The panel said research efforts had been invested in developing drugs and vaccines for the disease over the past decade with some showing "promising" results in the laboratory, but they had not yet been evaluated for safety in human beings.
"In the particular circumstances of this outbreak, and provided certain conditions are met, the panel reached consensus that it is ethical to offer unproven interventions with as yet unknown efficacy and adverse effects, as potential treatment or prevention," the UN health agency said in a statement.
"Ethical criteria must guide the provision of such interventions. These include transparency about all aspects of care, informed consent, freedom of choice, confidentiality, respect for the person, preservation of dignity and involvement of the community."
The panel, which includes UK experts Professor Peter Smith - of the London School of Hygiene and Tropical Medicine and Professor Jeremy Farrar - director of the Wellcome Trust, added that there was a "moral duty" to evaluate interventions in the "best possible clinical trials under the circumstances".
The findings have been released amid growing demands for an experimental treatment to be made available to Africans amid a rising death toll from the disease which has been declared a public health emergency by WHO.
The virus has no known cure and causes symptoms including fever, vomiting, muscle pain and bleeding. It is spread by direct contact with bodily fluids like blood, sweat, urine, saliva and diarrhoea. Around 40% of those infected are surviving the current outbreak.
The outbreak has centred on Liberia, Sierra Leone, and Guinea.
So far 1,013 people have died and 1,848 suspected, probable or confirmed cases have been recorded. Nigeria, Africa's most populous country, has confirmed 10 cases.
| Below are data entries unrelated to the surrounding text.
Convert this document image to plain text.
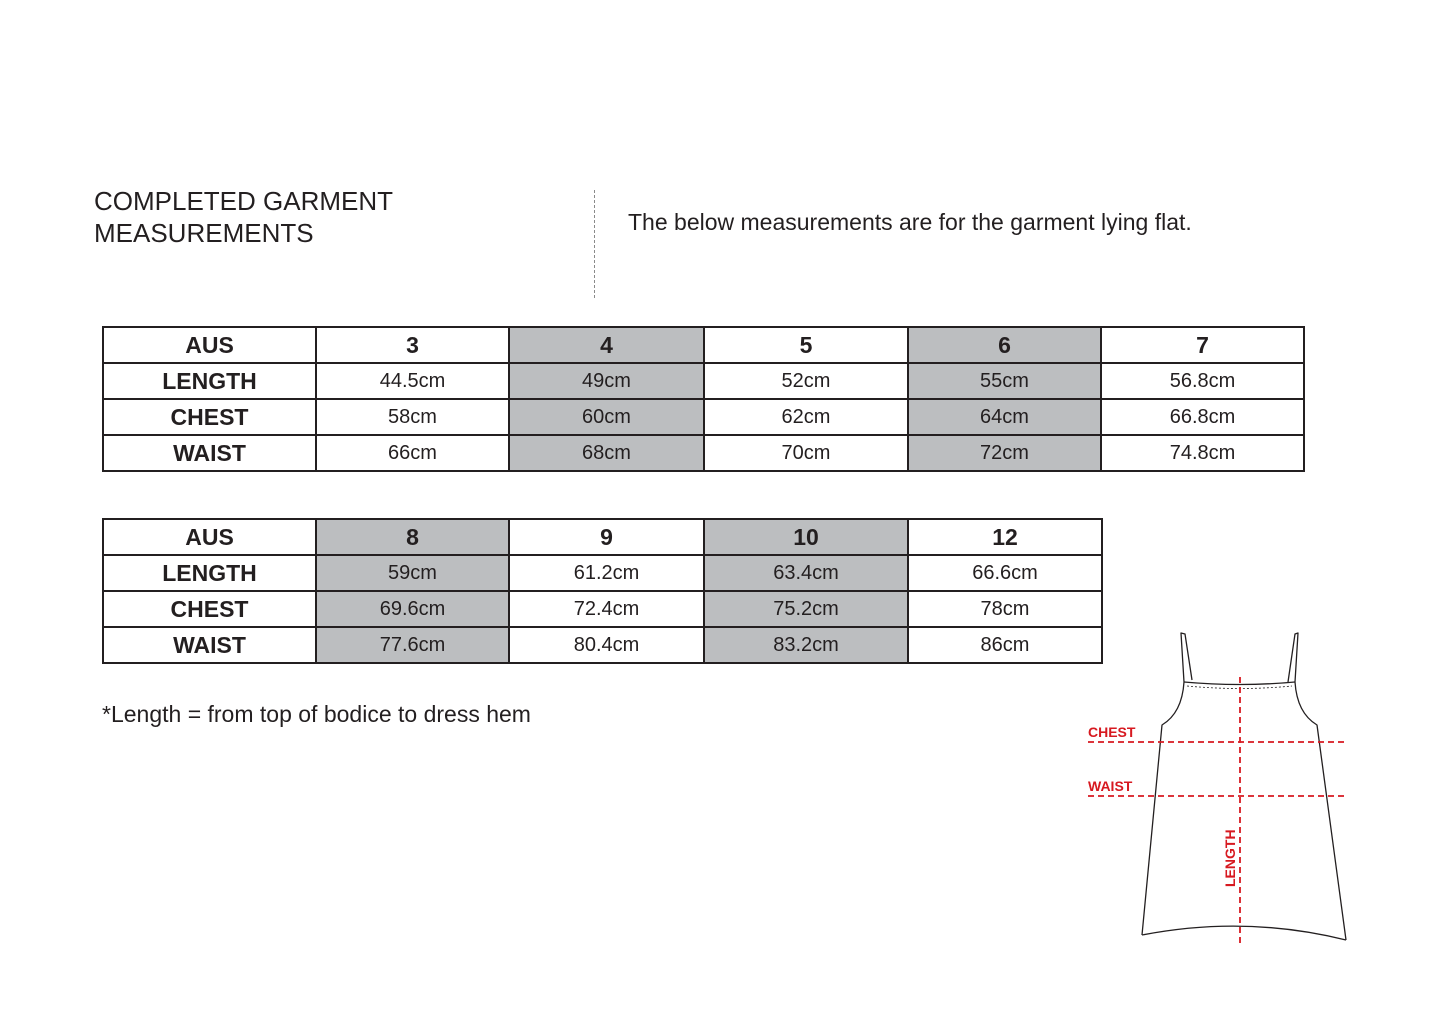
COMPLETED GARMENT
MEASUREMENTS	The below measurements are for the garment lying flat.

AUS	3	4	5	6	7
LENGTH	44.5cm	49cm	52cm	55cm	56.8cm
CHEST	58cm	60cm	62cm	64cm	66.8cm
WAIST	66cm	68cm	70cm	72cm	74.8cm
AUS	8	9	10	12
LENGTH	59cm	61.2cm	63.4cm	66.6cm
CHEST	69.6cm	72.4cm	75.2cm	78cm
WAIST	77.6cm	80.4cm	83.2cm	86cm

*Length = from top of bodice to dress hem

CHEST
WAIST
LENGTH
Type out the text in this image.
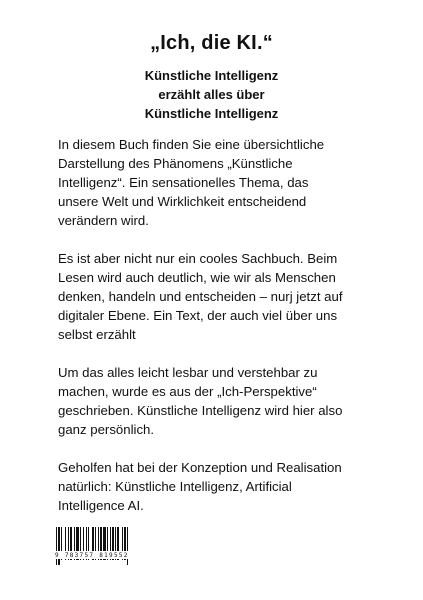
„Ich, die KI.“
Künstliche Intelligenz
erzählt alles über
Künstliche Intelligenz

In diesem Buch finden Sie eine übersichtliche
Darstellung des Phänomens „Künstliche
Intelligenz“. Ein sensationelles Thema, das
unsere Welt und Wirklichkeit entscheidend
verändern wird.

Es ist aber nicht nur ein cooles Sachbuch. Beim
Lesen wird auch deutlich, wie wir als Menschen
denken, handeln und entscheiden – nurj jetzt auf
digitaler Ebene. Ein Text, der auch viel über uns
selbst erzählt

Um das alles leicht lesbar und verstehbar zu
machen, wurde es aus der „Ich-Perspektive“
geschrieben. Künstliche Intelligenz wird hier also
ganz persönlich.

Geholfen hat bei der Konzeption und Realisation
natürlich: Künstliche Intelligenz, Artificial
Intelligence AI.

9 783757 819552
Two American aid workers diagnosed with the disease while working in a hospital that treated Ebola patients and a Spanish priest, Father Miguel Pajares, all of whom were evacuated back to their home countries - are believed to have received the US-made experimental drug Zmapp. In spite of this, Fr Pajares died today in Madrid.
Professor Jonathan Ball, professor of molecular virology at the University of Nottingham, said the panel's findings did not come as a "huge surprise".
But he warned that using experimental therapies was not without risks, including that of generating "mistrust" among African countries.
"You certainly cannot say definitively that something which works and is safe in animals will work and be safe in humans; I think there is a risk," he said.
"However, when you weigh that against the fact that there is 60% chance that you will die of Ebola infection, you can understand how they reached the decision."
He said he was concerned too about how clinical trials could be conducted effectively in the current situation.
"I can absolutely understand why they have said they (the experimental therapies) can be used but it worries me that we might end up none the wiser at the end," he added.
Meanwhile an isolation unit with beds to treat two patients is on standby should anyone test positive for Ebola in the UK.
The high security unit at the Royal Free Hospital in Hampstead, north London, has two beds contained in airtight tents with their own air supplies and with built in suits for medical staff treating patients. The ward is sealed tight with automatic door locks and only a handful of specially trained doctors and nurses will be allowed to enter the unit.